The 10:30 a.m. EST release of storage figures by the Energy Information Administration did show the strongest demand so far this season, and estimates approached 200 Bcf. Last year 220 Bcf was withdrawn, and the five-year average was for a 177 Bcf decline. Problem is, little impact is likely in the five-year storage surplus.

IAF Advisors calculated a 191 Bcf pull, and ICAP Energy was expecting a withdrawal of 182 Bcf. A Reuters survey of 21 traders and analysts revealed a sample mean of -184 Bcf with a range of -172 to -191 Bcf.

Once the number was released February futures fell to a low of $2.085, and by 10:45 a.m. February was trading at $2.085, the low for the day and down 3.3 cents from Wednesday's settlement. Traders see important $2 support in sight, but "we are far enough from the $2 level at this time and I don't think we are in danger of seeing that," a New York floor trader told NGI.

The remainder of the petroleum complex, however, is highly bearish. "We've got seven months of the heating oil under $1. It's all very negative," he said.

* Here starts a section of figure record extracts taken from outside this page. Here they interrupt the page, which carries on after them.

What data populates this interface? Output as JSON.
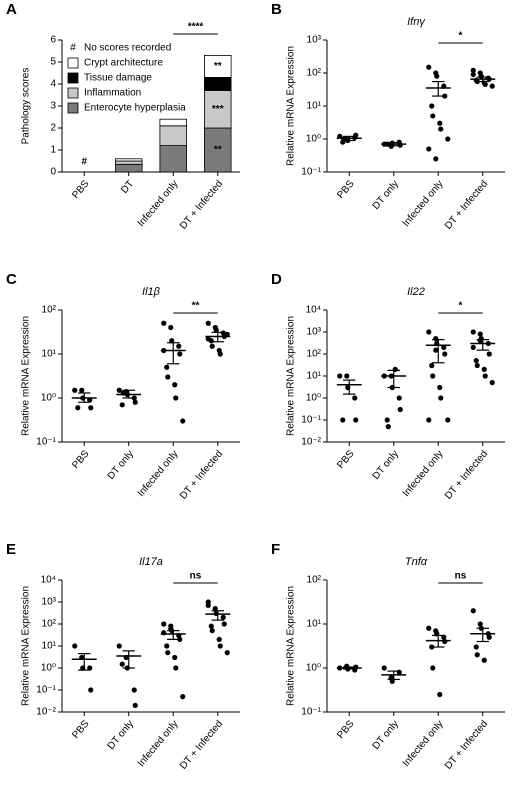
{
  "chart_data": [
    {
      "label": "A",
      "type": "bar",
      "stacked": true,
      "ylabel": "Pathology scores",
      "categories": [
        "PBS",
        "DT",
        "Infected only",
        "DT + Infected"
      ],
      "series": [
        {
          "name": "Crypt architecture",
          "color": "#ffffff",
          "values": [
            0,
            0.1,
            0.3,
            1.0
          ]
        },
        {
          "name": "Tissue damage",
          "color": "#000000",
          "values": [
            0,
            0,
            0,
            0.6
          ]
        },
        {
          "name": "Inflammation",
          "color": "#c8c8c8",
          "values": [
            0,
            0.15,
            0.9,
            1.7
          ]
        },
        {
          "name": "Enterocyte hyperplasia",
          "color": "#7a7a7a",
          "values": [
            0,
            0.35,
            1.2,
            2.0
          ]
        }
      ],
      "no_scores_note": {
        "symbol": "#",
        "text": "No scores recorded"
      },
      "annotations": [
        {
          "text": "#",
          "category": "PBS"
        },
        {
          "text": "***",
          "category": "DT + Infected",
          "series": "Inflammation"
        },
        {
          "text": "**",
          "category": "DT + Infected",
          "series": "Crypt architecture"
        },
        {
          "text": "**",
          "category": "DT + Infected",
          "series": "Enterocyte hyperplasia"
        }
      ],
      "significance": {
        "between": [
          "Infected only",
          "DT + Infected"
        ],
        "label": "****"
      },
      "ylim": [
        0,
        6
      ],
      "yticks": [
        0,
        1,
        2,
        3,
        4,
        5,
        6
      ]
    },
    {
      "label": "B",
      "type": "dot",
      "title": "Ifnγ",
      "ylabel": "Relative mRNA Expression",
      "log_scale": true,
      "color": "#000000",
      "categories": [
        "PBS",
        "DT only",
        "Infected only",
        "DT + Infected"
      ],
      "values": [
        [
          1.2,
          1.0,
          0.9,
          1.1,
          1.3,
          0.8,
          1.0
        ],
        [
          0.7,
          0.6,
          0.75,
          0.8,
          0.65,
          0.7
        ],
        [
          150,
          100,
          80,
          40,
          20,
          10,
          5,
          3,
          2,
          1,
          0.5,
          0.25
        ],
        [
          120,
          100,
          80,
          70,
          65,
          60,
          55,
          50,
          45,
          40,
          90
        ]
      ],
      "means": [
        1.05,
        0.7,
        35,
        65
      ],
      "error_low": [
        0.9,
        0.62,
        20,
        55
      ],
      "error_high": [
        1.2,
        0.78,
        55,
        75
      ],
      "significance": {
        "between": [
          "Infected only",
          "DT + Infected"
        ],
        "label": "*"
      },
      "ylim": [
        0.1,
        1000
      ],
      "yticks": [
        {
          "value": 0.1,
          "label": "10⁻¹"
        },
        {
          "value": 1,
          "label": "10⁰"
        },
        {
          "value": 10,
          "label": "10¹"
        },
        {
          "value": 100,
          "label": "10²"
        },
        {
          "value": 1000,
          "label": "10³"
        }
      ]
    },
    {
      "label": "C",
      "type": "dot",
      "title": "Il1β",
      "ylabel": "Relative mRNA Expression",
      "log_scale": true,
      "color": "#000000",
      "categories": [
        "PBS",
        "DT only",
        "Infected only",
        "DT + Infected"
      ],
      "values": [
        [
          1.5,
          1.5,
          1.0,
          0.9,
          0.6,
          0.6
        ],
        [
          1.5,
          1.4,
          1.2,
          1.0,
          0.8,
          0.7,
          1.3
        ],
        [
          50,
          40,
          20,
          15,
          10,
          5,
          3,
          2,
          1,
          0.3,
          12
        ],
        [
          50,
          40,
          35,
          30,
          25,
          20,
          15,
          12,
          10,
          28,
          22
        ]
      ],
      "means": [
        1.0,
        1.2,
        12,
        25
      ],
      "error_low": [
        0.8,
        1.0,
        6,
        19
      ],
      "error_high": [
        1.3,
        1.5,
        18,
        31
      ],
      "significance": {
        "between": [
          "Infected only",
          "DT + Infected"
        ],
        "label": "**"
      },
      "ylim": [
        0.1,
        100
      ],
      "yticks": [
        {
          "value": 0.1,
          "label": "10⁻¹"
        },
        {
          "value": 1,
          "label": "10⁰"
        },
        {
          "value": 10,
          "label": "10¹"
        },
        {
          "value": 100,
          "label": "10²"
        }
      ]
    },
    {
      "label": "D",
      "type": "dot",
      "title": "Il22",
      "ylabel": "Relative mRNA Expression",
      "log_scale": true,
      "color": "#000000",
      "categories": [
        "PBS",
        "DT only",
        "Infected only",
        "DT + Infected"
      ],
      "values": [
        [
          10,
          10,
          3,
          1,
          0.1,
          0.1
        ],
        [
          10,
          10,
          3,
          1,
          0.3,
          0.1,
          0.05,
          20
        ],
        [
          1000,
          500,
          300,
          200,
          100,
          30,
          10,
          3,
          1,
          0.1,
          0.1,
          150
        ],
        [
          1000,
          800,
          500,
          300,
          100,
          50,
          30,
          20,
          10,
          5,
          200,
          400
        ]
      ],
      "means": [
        4,
        10,
        250,
        300
      ],
      "error_low": [
        1.5,
        3,
        40,
        150
      ],
      "error_high": [
        6.5,
        18,
        450,
        450
      ],
      "significance": {
        "between": [
          "Infected only",
          "DT + Infected"
        ],
        "label": "*"
      },
      "ylim": [
        0.01,
        10000
      ],
      "yticks": [
        {
          "value": 0.01,
          "label": "10⁻²"
        },
        {
          "value": 0.1,
          "label": "10⁻¹"
        },
        {
          "value": 1,
          "label": "10⁰"
        },
        {
          "value": 10,
          "label": "10¹"
        },
        {
          "value": 100,
          "label": "10²"
        },
        {
          "value": 1000,
          "label": "10³"
        },
        {
          "value": 10000,
          "label": "10⁴"
        }
      ]
    },
    {
      "label": "E",
      "type": "dot",
      "title": "Il17a",
      "ylabel": "Relative mRNA Expression",
      "log_scale": true,
      "color": "#000000",
      "categories": [
        "PBS",
        "DT only",
        "Infected only",
        "DT + Infected"
      ],
      "values": [
        [
          10,
          3,
          1,
          1,
          0.1
        ],
        [
          10,
          3,
          1,
          0.1,
          0.02,
          1.5
        ],
        [
          100,
          80,
          50,
          30,
          20,
          10,
          5,
          3,
          1,
          0.05,
          40,
          60
        ],
        [
          1000,
          500,
          300,
          200,
          100,
          80,
          50,
          20,
          10,
          5,
          700
        ]
      ],
      "means": [
        2.5,
        3.5,
        35,
        280
      ],
      "error_low": [
        0.8,
        1,
        20,
        150
      ],
      "error_high": [
        4.5,
        6,
        50,
        400
      ],
      "significance": {
        "between": [
          "Infected only",
          "DT + Infected"
        ],
        "label": "ns"
      },
      "ylim": [
        0.01,
        10000
      ],
      "yticks": [
        {
          "value": 0.01,
          "label": "10⁻²"
        },
        {
          "value": 0.1,
          "label": "10⁻¹"
        },
        {
          "value": 1,
          "label": "10⁰"
        },
        {
          "value": 10,
          "label": "10¹"
        },
        {
          "value": 100,
          "label": "10²"
        },
        {
          "value": 1000,
          "label": "10³"
        },
        {
          "value": 10000,
          "label": "10⁴"
        }
      ]
    },
    {
      "label": "F",
      "type": "dot",
      "title": "Tnfα",
      "ylabel": "Relative mRNA Expression",
      "log_scale": true,
      "color": "#000000",
      "categories": [
        "PBS",
        "DT only",
        "Infected only",
        "DT + Infected"
      ],
      "values": [
        [
          1.0,
          1.1,
          0.95,
          0.9,
          1.05
        ],
        [
          1.0,
          0.6,
          0.5,
          0.8
        ],
        [
          8,
          7,
          6,
          5,
          4,
          3,
          1,
          0.25
        ],
        [
          20,
          10,
          8,
          6,
          5,
          3,
          2,
          1.5
        ]
      ],
      "means": [
        1.0,
        0.7,
        4.2,
        6
      ],
      "error_low": [
        0.95,
        0.55,
        3,
        4
      ],
      "error_high": [
        1.05,
        0.85,
        5.5,
        8
      ],
      "significance": {
        "between": [
          "Infected only",
          "DT + Infected"
        ],
        "label": "ns"
      },
      "ylim": [
        0.1,
        100
      ],
      "yticks": [
        {
          "value": 0.1,
          "label": "10⁻¹"
        },
        {
          "value": 1,
          "label": "10⁰"
        },
        {
          "value": 10,
          "label": "10¹"
        },
        {
          "value": 100,
          "label": "10²"
        }
      ]
    }
  ]
}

Longer term, analysts see expected seasonal warming taking hold of the market. "[T]he 178-Bcf net withdrawal was a match with the five-year average, and therefore neutral on a seasonally adjusted basis," said Tim Evans of Citi Futures Perspective. "But it was less than expected given the weather and so also suggests some weakening of the background supply/demand balance. We see some small chance for prices to rally on this week's cold and the larger net withdrawal it implies for the next round of numbers, but expect the market to remain more focused on the seasonal warming trend going into February."

Using the 5-region format inventories now stand at 3,297 Bcf and are 629 Bcf greater than last year and 473 Bcf more than the five-year average. In the East Region 44 Bcf was pulled, and the Midwest Region saw inventories fall by 63 Bcf. Stocks in the Mountain Region were down by 7 Bcf and the Pacific Region was lower by 14 Bcf. The South Central Region shed 50 Bcf.